Choral Evensong to Celebrate Magna Carta and the Rule of Law
- Occurring
- for 1 hour
- Venue
- The Temple Church, London
- Address The Temple Church, Temple, London EC4Y 7BB, EC4Y 1BB, United Kingdom
Special Guest Speaker: Professor David Carpenter, King’s College, London
‘The Reception of Magna Carta in the 13th Century’
One of Britain’s leading medievalists, David Carpenter specialises in the life and reign of Henry III, the subject of his recent magisterial study (Yale, 2023). His ‘Magna Carta’ (Penguin, 2015) is now a classic work.

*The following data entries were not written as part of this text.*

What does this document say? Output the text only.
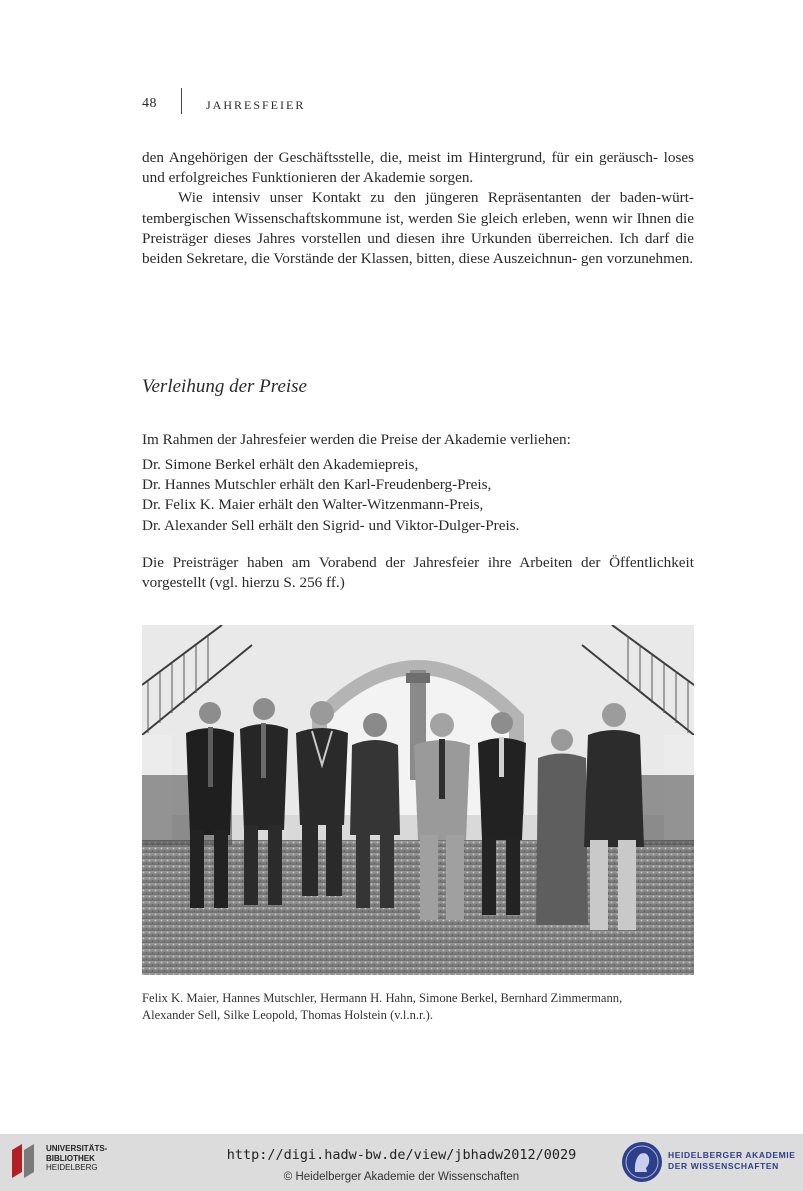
48	JAHRESFEIER

den Angehörigen der Geschäftsstelle, die, meist im Hintergrund, für ein geräusch- loses und erfolgreiches Funktionieren der Akademie sorgen.

Wie intensiv unser Kontakt zu den jüngeren Repräsentanten der baden-würt- tembergischen Wissenschaftskommune ist, werden Sie gleich erleben, wenn wir Ihnen die Preisträger dieses Jahres vorstellen und diesen ihre Urkunden überreichen. Ich darf die beiden Sekretare, die Vorstände der Klassen, bitten, diese Auszeichnun- gen vorzunehmen.

Verleihung der Preise
Im Rahmen der Jahresfeier werden die Preise der Akademie verliehen:
Dr. Simone Berkel erhält den Akademiepreis,
Dr. Hannes Mutschler erhält den Karl-Freudenberg-Preis,
Dr. Felix K. Maier erhält den Walter-Witzenmann-Preis,
Dr. Alexander Sell erhält den Sigrid- und Viktor-Dulger-Preis.
Die Preisträger haben am Vorabend der Jahresfeier ihre Arbeiten der Öffentlichkeit vorgestellt (vgl. hierzu S. 256 ff.)
Felix K. Maier, Hannes Mutschler, Hermann H. Hahn, Simone Berkel, Bernhard Zimmermann,
Alexander Sell, Silke Leopold, Thomas Holstein (v.l.n.r.).
UNIVERSITÄTS-
BIBLIOTHEK
HEIDELBERG
http://digi.hadw-bw.de/view/jbhadw2012/0029
© Heidelberger Akademie der Wissenschaften
HEIDELBERGER AKADEMIE
DER WISSENSCHAFTEN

King John spent several weeks, 1214-15, in the Temple, from where he issued two charters that were later built into Magna Carta and are still part of English Law. For ten days in the Temple at Epiphany 1215 the King and barons were locked in fraught negotiations, whose failure led directly to Magna Carta at Runnymede on 15 June 1215.
Central to these negotiations and to the Charter was William Marshal, Earl of Pembroke. The Charter itself was annulled by the Pope within weeks; but on the death of King John, William Marshal was appointed Regent of the boy-King Henry III, re-issued the Charter under his own seal, raised an army to drive the Dauphin out of England and then re-issued the Charter yet again under his own seal. So the Marshal saved both England and the Charter.
In 1219 William Marshal was buried in the Temple Church’s Round Church, where his effigy still lies.
The Temple Church’s Chancel was built (1240) for the burial of King Henry III, who in 1225 had issued what would become the final version of the Charter.